The art of hitting rock bottom | Teen Ink

The art of hitting rock bottom

August 12, 2015
By ackilcoyne BRONZE, Kirkwood,
ackilcoyne BRONZE, Kirkwood,
1 article 0 photos 0 comments

Sometimes I just want to laugh
I want to laugh until I can’t hold myself up any longer
Until my belly aches and
my cheeks are flushed but sore.
I want to laugh until tears of joy splash
onto the world below me,
and nothing can reach me now,
in this moment, in this now, in this bubble
of insanity.

Sometimes I just want to scream
I want to yell, and holler
and let everything loose
I want to bang on my chest and
scream nonsense at the world,
to fill my lungs with fresh air
and just breathe.

Sometimes I just want to fly
no, I want to soar.
I want to leap into the wind and
soar through the clouds
I want to twirl and glide,
I want to feel the cool wind on my fingers, my toes
and my tears,
as they blow away from my face.

Sometimes I just want to run,
run, run away from this madness
I want to escape from the bars around me, to be free
I want to end up somewhere
or,
nowhere, just anywhere away from thiswhere.

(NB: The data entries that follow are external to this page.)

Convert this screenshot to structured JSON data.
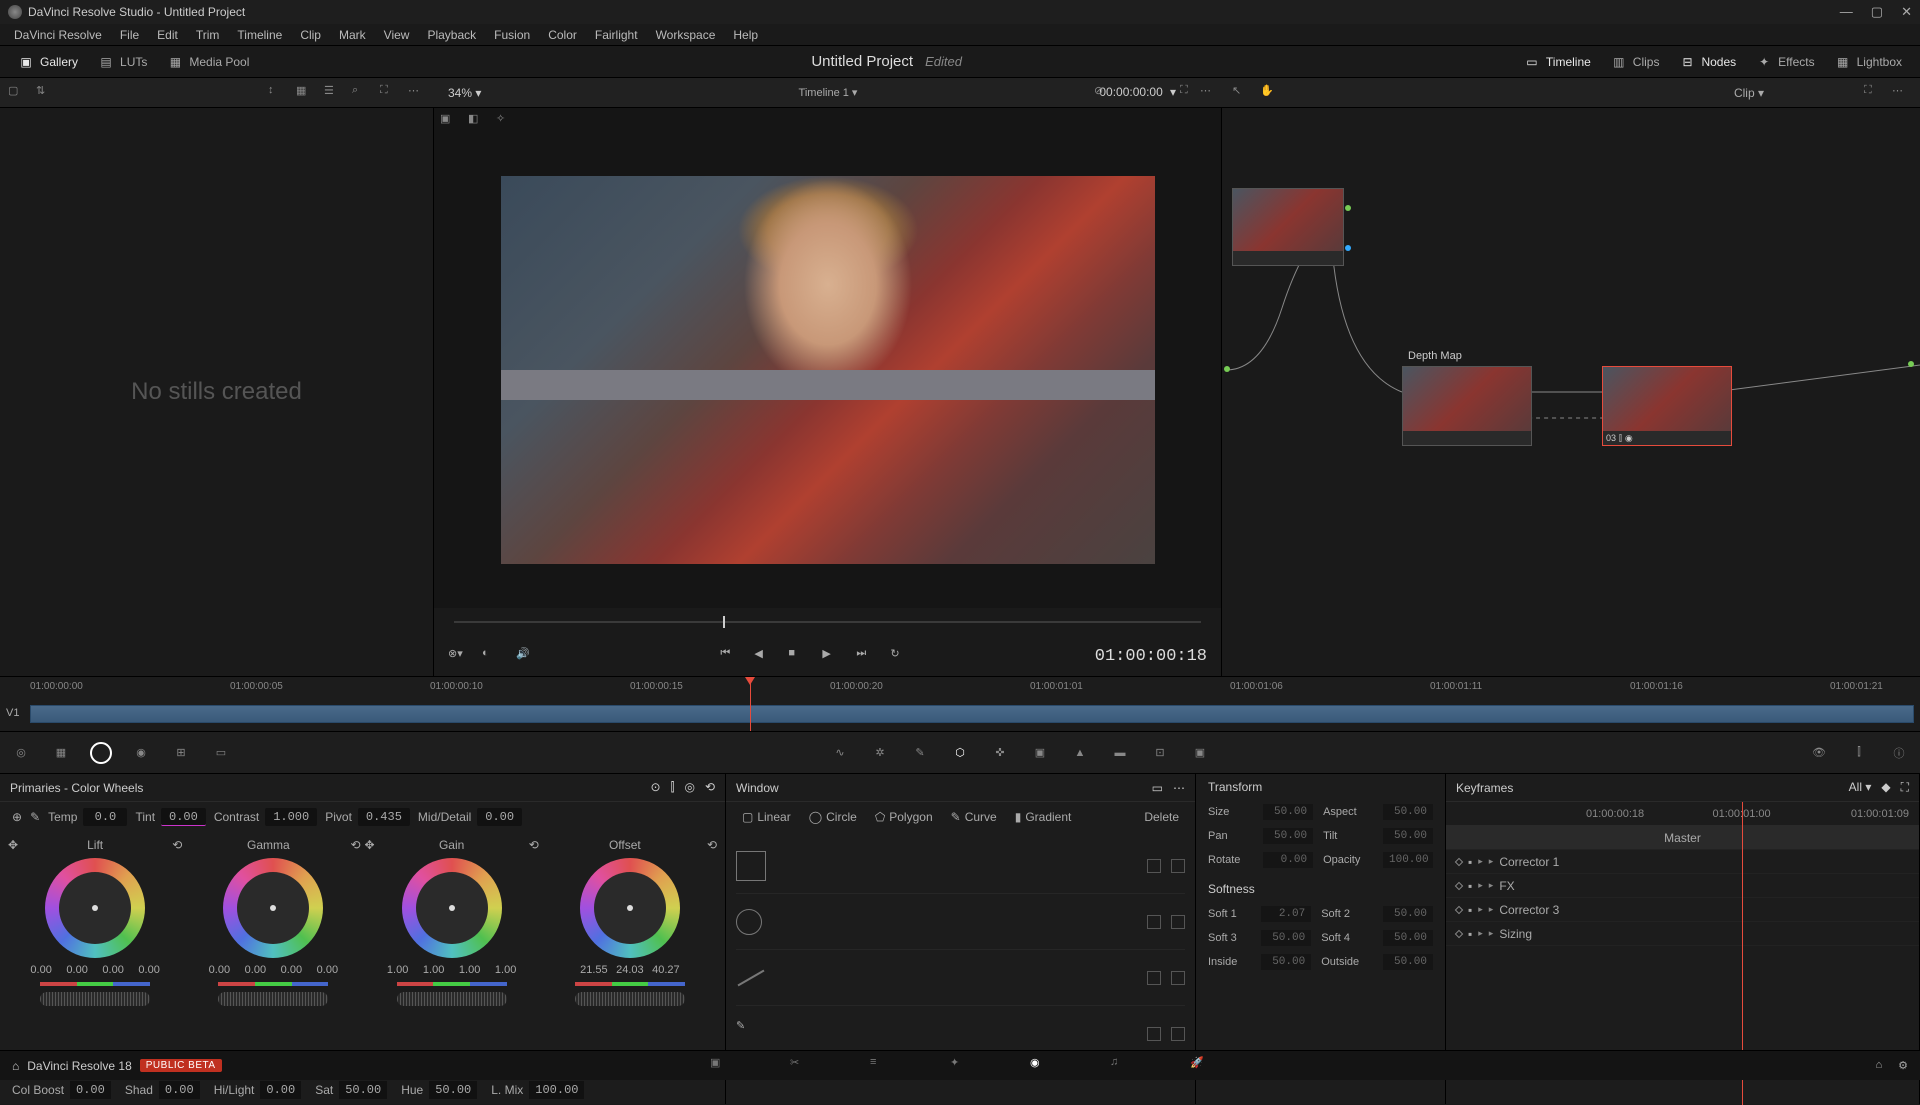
{
  "title": "DaVinci Resolve Studio - Untitled Project",
  "menu": [
    "DaVinci Resolve",
    "File",
    "Edit",
    "Trim",
    "Timeline",
    "Clip",
    "Mark",
    "View",
    "Playback",
    "Fusion",
    "Color",
    "Fairlight",
    "Workspace",
    "Help"
  ],
  "topbar": {
    "gallery": "Gallery",
    "luts": "LUTs",
    "mediapool": "Media Pool",
    "project": "Untitled Project",
    "edited": "Edited",
    "timeline": "Timeline",
    "clips": "Clips",
    "nodes": "Nodes",
    "effects": "Effects",
    "lightbox": "Lightbox"
  },
  "subbar": {
    "zoom": "34%",
    "timeline_name": "Timeline 1",
    "timecode": "00:00:00:00",
    "clip": "Clip"
  },
  "gallery_empty": "No stills created",
  "viewer_tc": "01:00:00:18",
  "nodes": {
    "depthmap": "Depth Map",
    "n3id": "03"
  },
  "ruler": [
    "01:00:00:00",
    "01:00:00:05",
    "01:00:00:10",
    "01:00:00:15",
    "01:00:00:20",
    "01:00:01:01",
    "01:00:01:06",
    "01:00:01:11",
    "01:00:01:16",
    "01:00:01:21"
  ],
  "track": "V1",
  "primaries": {
    "title": "Primaries - Color Wheels",
    "temp_l": "Temp",
    "temp": "0.0",
    "tint_l": "Tint",
    "tint": "0.00",
    "contrast_l": "Contrast",
    "contrast": "1.000",
    "pivot_l": "Pivot",
    "pivot": "0.435",
    "md_l": "Mid/Detail",
    "md": "0.00",
    "wheels": {
      "lift": {
        "name": "Lift",
        "vals": [
          "0.00",
          "0.00",
          "0.00",
          "0.00"
        ]
      },
      "gamma": {
        "name": "Gamma",
        "vals": [
          "0.00",
          "0.00",
          "0.00",
          "0.00"
        ]
      },
      "gain": {
        "name": "Gain",
        "vals": [
          "1.00",
          "1.00",
          "1.00",
          "1.00"
        ]
      },
      "offset": {
        "name": "Offset",
        "vals": [
          "21.55",
          "24.03",
          "40.27"
        ]
      }
    },
    "bot": {
      "cb_l": "Col Boost",
      "cb": "0.00",
      "sh_l": "Shad",
      "sh": "0.00",
      "hl_l": "Hi/Light",
      "hl": "0.00",
      "sat_l": "Sat",
      "sat": "50.00",
      "hue_l": "Hue",
      "hue": "50.00",
      "lm_l": "L. Mix",
      "lm": "100.00"
    }
  },
  "window": {
    "title": "Window",
    "shapes": {
      "linear": "Linear",
      "circle": "Circle",
      "polygon": "Polygon",
      "curve": "Curve",
      "gradient": "Gradient",
      "delete": "Delete"
    }
  },
  "transform": {
    "title": "Transform",
    "size_l": "Size",
    "size": "50.00",
    "aspect_l": "Aspect",
    "aspect": "50.00",
    "pan_l": "Pan",
    "pan": "50.00",
    "tilt_l": "Tilt",
    "tilt": "50.00",
    "rotate_l": "Rotate",
    "rotate": "0.00",
    "opacity_l": "Opacity",
    "opacity": "100.00",
    "soft_title": "Softness",
    "s1_l": "Soft 1",
    "s1": "2.07",
    "s2_l": "Soft 2",
    "s2": "50.00",
    "s3_l": "Soft 3",
    "s3": "50.00",
    "s4_l": "Soft 4",
    "s4": "50.00",
    "in_l": "Inside",
    "in": "50.00",
    "out_l": "Outside",
    "out": "50.00"
  },
  "keyframes": {
    "title": "Keyframes",
    "all": "All",
    "times": [
      "01:00:00:18",
      "01:00:01:00",
      "01:00:01:09"
    ],
    "master": "Master",
    "rows": [
      "Corrector 1",
      "FX",
      "Corrector 3",
      "Sizing"
    ]
  },
  "footer": {
    "app": "DaVinci Resolve 18",
    "badge": "PUBLIC BETA"
  }
}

Sometimes I just want to cry
I want to shake, sob, and cry
To rub at the tears around my red eyes,
and to bang on the walls around me
to hiccup and gasp for air,
crying out to no one.
I want to clutch at my chest and just feel,
feel all the pain
while wondering, why?

Sometimes, I just need to stop.
I need to curl up, and huddle up
and think about what my game plan will be.
To hug my knees tight into a ball and just rock,
back and forth, and back and forth, and block out the pain
I need to think about all the “potential” objects around me,
wonder about possible solutions, possible
endings.
I need to crumble, I need to collapse,
my arms and legs weak
from the weight of it all
and lay myself down, alone
and finally in peace.


The author's comments:

This poem is about starting out as if you are ontop of the world. When you feel invincible. When you feel like no matter what happens, you have your rock that will hold you and support you, whether it's family, friends, a partner, or a pet, or whatever happens to be your support, and it will always hold you up from harm. But some day, or some hour, or some month, or some year, your rock will crumble and leave you. It's not always permanent, not always for a long time, but it will happen. Every rock has it's breaking point. And when that happens, when you feel that your support, your harness, your flashlight in the dark, has abandoned you, it's gonna suck. It's what we call rock bottom- no pun intended-. This poem is about when you reach that rock bottom, like some of us do, and you can feel the end drawing near. You can feel like you have no options, and you have no one by your side anymore, and "what's the point"? Well, this poem isn't here to tell you how there's "always a light at the end of the tunnel' or "a rainbow after the storm", it's just here to remind you that you are not alone. There's always someone looking out for you, thinking about you, loving you. And no matter what happens, no matter what you're going through, you will NEVER, EVER, be alone, and that's just a small part of why it's always worth it. Always, always, always.